Oil rocks and the dollar drops

The dollar drops, oil rocks! Libya burns, Japan shakes, Nigeria's nervous, Portugal bails, Bahrain bubbles and now China troubles. Do you need any more reasons for oil to go higher? Well the oil market sure does not, so let's get started going over the reason why oil is taking out key resistance from that fateful year of 2008.

You have the world out of balance in many ways. Some geopolitical and some economic and it's all conspiring to drive commodity prices again to the hemisphere. Oil surged on reports that NATO confirmed that forces loyal to Moammar Gadhafi were able to get a Libyan oil field burning. This raised concern that Gadhafi may attack oil fields as rebels are having some success selling oil to fund their revolution.
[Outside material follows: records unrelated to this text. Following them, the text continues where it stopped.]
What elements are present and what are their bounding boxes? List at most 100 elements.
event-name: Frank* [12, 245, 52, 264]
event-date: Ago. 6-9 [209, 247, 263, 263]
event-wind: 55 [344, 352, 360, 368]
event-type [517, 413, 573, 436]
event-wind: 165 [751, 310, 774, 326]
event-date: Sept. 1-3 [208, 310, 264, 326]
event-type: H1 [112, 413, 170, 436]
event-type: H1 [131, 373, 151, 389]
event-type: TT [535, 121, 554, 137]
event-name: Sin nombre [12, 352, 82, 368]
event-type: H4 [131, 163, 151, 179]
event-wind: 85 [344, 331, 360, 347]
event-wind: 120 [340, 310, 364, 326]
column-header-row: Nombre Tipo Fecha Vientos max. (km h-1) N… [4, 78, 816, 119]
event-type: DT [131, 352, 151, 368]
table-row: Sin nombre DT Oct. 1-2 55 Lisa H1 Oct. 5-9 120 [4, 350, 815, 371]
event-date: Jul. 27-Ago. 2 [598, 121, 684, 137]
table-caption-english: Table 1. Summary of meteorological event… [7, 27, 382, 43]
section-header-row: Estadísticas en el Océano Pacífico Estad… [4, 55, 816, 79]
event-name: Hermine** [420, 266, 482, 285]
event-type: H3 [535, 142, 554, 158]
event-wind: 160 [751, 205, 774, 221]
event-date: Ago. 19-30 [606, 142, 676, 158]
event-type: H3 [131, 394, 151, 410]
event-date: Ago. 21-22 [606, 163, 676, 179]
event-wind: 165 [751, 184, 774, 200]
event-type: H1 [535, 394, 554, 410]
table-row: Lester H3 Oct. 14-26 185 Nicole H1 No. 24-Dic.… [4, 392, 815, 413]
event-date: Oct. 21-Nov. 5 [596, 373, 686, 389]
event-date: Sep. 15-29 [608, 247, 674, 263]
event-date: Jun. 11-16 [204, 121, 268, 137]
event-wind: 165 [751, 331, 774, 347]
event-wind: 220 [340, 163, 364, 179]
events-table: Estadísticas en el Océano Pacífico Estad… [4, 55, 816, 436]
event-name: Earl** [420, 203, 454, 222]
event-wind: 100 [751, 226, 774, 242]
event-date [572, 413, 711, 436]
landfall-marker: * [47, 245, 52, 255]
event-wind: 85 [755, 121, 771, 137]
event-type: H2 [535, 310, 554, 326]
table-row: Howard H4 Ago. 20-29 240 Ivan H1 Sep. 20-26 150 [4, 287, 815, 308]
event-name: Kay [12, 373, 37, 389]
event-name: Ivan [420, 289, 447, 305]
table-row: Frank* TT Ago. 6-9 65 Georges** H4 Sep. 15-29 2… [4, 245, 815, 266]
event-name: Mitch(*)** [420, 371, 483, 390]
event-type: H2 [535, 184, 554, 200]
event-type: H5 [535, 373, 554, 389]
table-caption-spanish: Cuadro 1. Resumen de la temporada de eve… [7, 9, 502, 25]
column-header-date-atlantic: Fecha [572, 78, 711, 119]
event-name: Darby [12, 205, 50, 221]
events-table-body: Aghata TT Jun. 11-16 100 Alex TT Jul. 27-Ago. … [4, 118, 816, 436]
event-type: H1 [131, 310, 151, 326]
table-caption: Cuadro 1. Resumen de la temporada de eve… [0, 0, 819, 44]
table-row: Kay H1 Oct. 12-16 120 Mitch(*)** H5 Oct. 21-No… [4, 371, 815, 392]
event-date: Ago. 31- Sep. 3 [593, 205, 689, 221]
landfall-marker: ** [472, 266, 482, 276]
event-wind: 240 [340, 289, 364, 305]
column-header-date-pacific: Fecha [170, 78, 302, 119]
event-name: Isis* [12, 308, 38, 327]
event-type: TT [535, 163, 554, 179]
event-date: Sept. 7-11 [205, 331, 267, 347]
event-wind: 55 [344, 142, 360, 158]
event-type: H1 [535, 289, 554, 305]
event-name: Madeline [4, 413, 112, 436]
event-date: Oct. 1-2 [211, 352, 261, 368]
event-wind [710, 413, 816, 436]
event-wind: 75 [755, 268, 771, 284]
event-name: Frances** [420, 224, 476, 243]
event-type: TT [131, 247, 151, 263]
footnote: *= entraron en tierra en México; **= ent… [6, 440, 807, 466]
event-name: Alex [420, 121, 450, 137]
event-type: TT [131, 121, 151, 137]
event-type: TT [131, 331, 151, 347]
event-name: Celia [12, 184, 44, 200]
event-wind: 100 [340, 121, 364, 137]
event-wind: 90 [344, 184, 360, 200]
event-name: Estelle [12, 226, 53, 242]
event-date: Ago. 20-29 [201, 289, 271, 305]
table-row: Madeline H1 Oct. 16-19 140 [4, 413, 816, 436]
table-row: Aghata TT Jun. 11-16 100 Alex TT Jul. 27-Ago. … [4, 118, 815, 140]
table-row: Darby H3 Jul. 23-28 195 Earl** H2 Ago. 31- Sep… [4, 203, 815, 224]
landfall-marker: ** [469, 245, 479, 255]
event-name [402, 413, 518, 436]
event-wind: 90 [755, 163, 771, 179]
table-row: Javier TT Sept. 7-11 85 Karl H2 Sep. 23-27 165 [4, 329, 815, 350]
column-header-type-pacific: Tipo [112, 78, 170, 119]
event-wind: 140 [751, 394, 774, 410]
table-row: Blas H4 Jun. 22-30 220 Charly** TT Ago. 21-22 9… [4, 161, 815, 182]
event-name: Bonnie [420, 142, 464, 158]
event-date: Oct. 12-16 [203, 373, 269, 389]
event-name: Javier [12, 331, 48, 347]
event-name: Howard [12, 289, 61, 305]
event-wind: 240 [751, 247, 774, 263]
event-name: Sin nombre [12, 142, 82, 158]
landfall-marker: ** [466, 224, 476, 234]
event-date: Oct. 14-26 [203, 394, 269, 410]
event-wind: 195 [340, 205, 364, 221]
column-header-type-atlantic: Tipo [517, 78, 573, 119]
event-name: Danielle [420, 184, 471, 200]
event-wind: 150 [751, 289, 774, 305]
This increases the risk that the sweet Libyan oil will be at greater risk of being lost for some time.

The other North African producer that can produce that light sweet crude is Nigeria. The oil market rallied on news that the Nigerian election that was scheduled for this weekend has been delayed. Nigeria was calming the Brent market somewhat but fear that this election might stir more unrest is making the trade very nervous.

Japan had another earthquake that sent the markets in a tizzy. The yen surged and stocks dropped on fears of a new chapter in Japan's nuclear nightmare that ran through the markets heads. After it was reported that the Fukushima Daiichii Nuclear power plant suffered no more damage, the markets calmed down. Yet for crude the situation in Japan is bullish. With every shake in Japan it will work against nuclear power increasing the expected increase in oil and gas demand.

The Portugal bailout may have slowed the euro temporarily, or perhaps it was buy the rumor, sell the fact on the EU interest rate increase. Still with Europe raising rates and the Fed still printing money, the dollar is looking weak in comparison. The budget impasse is not helping the dollar. Obama seems to have lost touch with the common man as gasoline prices are cutting into the consumer's pocket books and the President's popularity. The President jokingly told one questioner about gas prices that, "If you're complaining about the price of gas and you're only getting 8 miles a gallon, you know, you might want to think about a trade-in."